Ninety five (48 G, 27 OHT and 20 S) subjects were selected. Inclusion criteria for all patients were absence of congenital color vision defects, ametropia less than 6 D, visual acuity over 20/30, absence of previous ocular surgery and experience in perimetry. All subjects signed an informed consent. The new ATD perimetry assesses contrast sensitivity for the three afferent sensory pathways of the visual system. Twenty locations and the fovea were evaluated in a 60º x 40º fovea-centered field, using stimuli subtending 5º, sinusoidally modulated in space and time, and smoothed by Gaussians. Eight different Stimuli used were: 0.5cpd (cycles per degree)-12Hz, 0.5cpd-24Hz, 4cpd-2Hz and 4cpd 12Hz, modulated along the cardinal direction of the achromatic (A) mechanism, 0.5cpd-12Hz and 0.5 cpd-2Hz along the cardinal directions of red/green (T) and blue/yellow (D) mechanisms. Measurements were carried out using the Double Modulation ATD perimeter, at present in the pre-production stage. Statistical analysis included multiple ANOVA analysis based on Kruskal-Wallis test results.

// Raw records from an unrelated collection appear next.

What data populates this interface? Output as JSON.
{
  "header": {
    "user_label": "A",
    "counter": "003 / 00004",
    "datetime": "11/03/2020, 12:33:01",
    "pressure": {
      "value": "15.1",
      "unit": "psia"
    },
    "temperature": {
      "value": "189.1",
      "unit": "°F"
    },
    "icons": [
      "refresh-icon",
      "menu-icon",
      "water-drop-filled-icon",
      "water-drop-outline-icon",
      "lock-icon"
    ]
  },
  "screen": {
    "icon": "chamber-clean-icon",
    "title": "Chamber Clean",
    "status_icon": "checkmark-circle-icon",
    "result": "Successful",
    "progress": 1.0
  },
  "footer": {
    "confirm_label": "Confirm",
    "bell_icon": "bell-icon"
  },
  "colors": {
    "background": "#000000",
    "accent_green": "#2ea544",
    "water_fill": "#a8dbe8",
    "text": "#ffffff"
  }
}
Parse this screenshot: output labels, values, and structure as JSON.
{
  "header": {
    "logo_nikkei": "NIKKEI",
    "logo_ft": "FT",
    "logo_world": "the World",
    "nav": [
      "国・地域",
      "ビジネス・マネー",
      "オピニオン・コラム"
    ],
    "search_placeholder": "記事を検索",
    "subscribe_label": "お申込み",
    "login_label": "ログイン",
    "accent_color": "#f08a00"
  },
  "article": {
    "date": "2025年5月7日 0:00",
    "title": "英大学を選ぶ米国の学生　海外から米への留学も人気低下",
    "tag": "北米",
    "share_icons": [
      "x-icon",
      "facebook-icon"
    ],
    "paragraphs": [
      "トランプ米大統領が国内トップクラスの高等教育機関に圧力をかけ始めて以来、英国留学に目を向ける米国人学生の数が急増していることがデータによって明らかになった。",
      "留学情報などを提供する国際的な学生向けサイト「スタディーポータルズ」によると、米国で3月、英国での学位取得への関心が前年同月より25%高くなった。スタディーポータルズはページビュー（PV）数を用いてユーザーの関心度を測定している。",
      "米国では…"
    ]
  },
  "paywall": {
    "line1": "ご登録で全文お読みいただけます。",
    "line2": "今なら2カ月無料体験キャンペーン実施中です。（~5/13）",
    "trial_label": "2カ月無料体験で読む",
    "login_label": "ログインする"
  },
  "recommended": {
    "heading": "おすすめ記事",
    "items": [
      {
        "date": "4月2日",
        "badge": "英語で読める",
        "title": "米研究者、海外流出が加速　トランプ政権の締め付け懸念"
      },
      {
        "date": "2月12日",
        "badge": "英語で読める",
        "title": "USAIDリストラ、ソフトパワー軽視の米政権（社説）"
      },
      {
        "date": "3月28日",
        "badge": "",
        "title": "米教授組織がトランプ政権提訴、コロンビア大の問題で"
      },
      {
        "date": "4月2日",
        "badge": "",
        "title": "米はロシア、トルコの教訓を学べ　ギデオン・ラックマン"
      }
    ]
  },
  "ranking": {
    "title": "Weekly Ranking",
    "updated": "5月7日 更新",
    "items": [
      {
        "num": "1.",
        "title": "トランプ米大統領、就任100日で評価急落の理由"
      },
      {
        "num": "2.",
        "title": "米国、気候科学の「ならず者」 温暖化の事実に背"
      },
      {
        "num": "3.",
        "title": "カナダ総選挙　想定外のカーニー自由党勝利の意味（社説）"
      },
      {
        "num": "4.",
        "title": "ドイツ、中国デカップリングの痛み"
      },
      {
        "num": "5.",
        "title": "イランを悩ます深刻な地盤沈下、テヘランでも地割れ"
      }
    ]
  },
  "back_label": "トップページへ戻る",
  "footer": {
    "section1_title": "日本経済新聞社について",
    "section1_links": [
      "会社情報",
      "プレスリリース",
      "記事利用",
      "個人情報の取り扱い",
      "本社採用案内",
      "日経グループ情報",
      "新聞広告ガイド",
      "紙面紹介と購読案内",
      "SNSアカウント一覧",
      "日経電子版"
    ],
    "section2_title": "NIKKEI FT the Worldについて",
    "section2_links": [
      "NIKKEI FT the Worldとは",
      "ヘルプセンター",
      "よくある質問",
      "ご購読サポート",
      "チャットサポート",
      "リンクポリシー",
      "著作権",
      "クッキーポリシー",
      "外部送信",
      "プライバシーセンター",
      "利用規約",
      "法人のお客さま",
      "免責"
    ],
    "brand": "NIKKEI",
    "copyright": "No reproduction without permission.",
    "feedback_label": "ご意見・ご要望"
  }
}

Lower values of absolute sensitivity with significant statistical differences (p<0.05) for all stimuli were found for the G group in comparison with both the OHT and the S groups. Significant statistical differences between OHT and S groups were found in D 0.5cpd-2Hz stimulus (4.7±1.9 and 3.7±1.3, respectively), but not for the other stimuli tested.
These results show that certain stimuli may differentiate between G, OHT and S subjects. A larger population sample, including normal subjects is currently under study.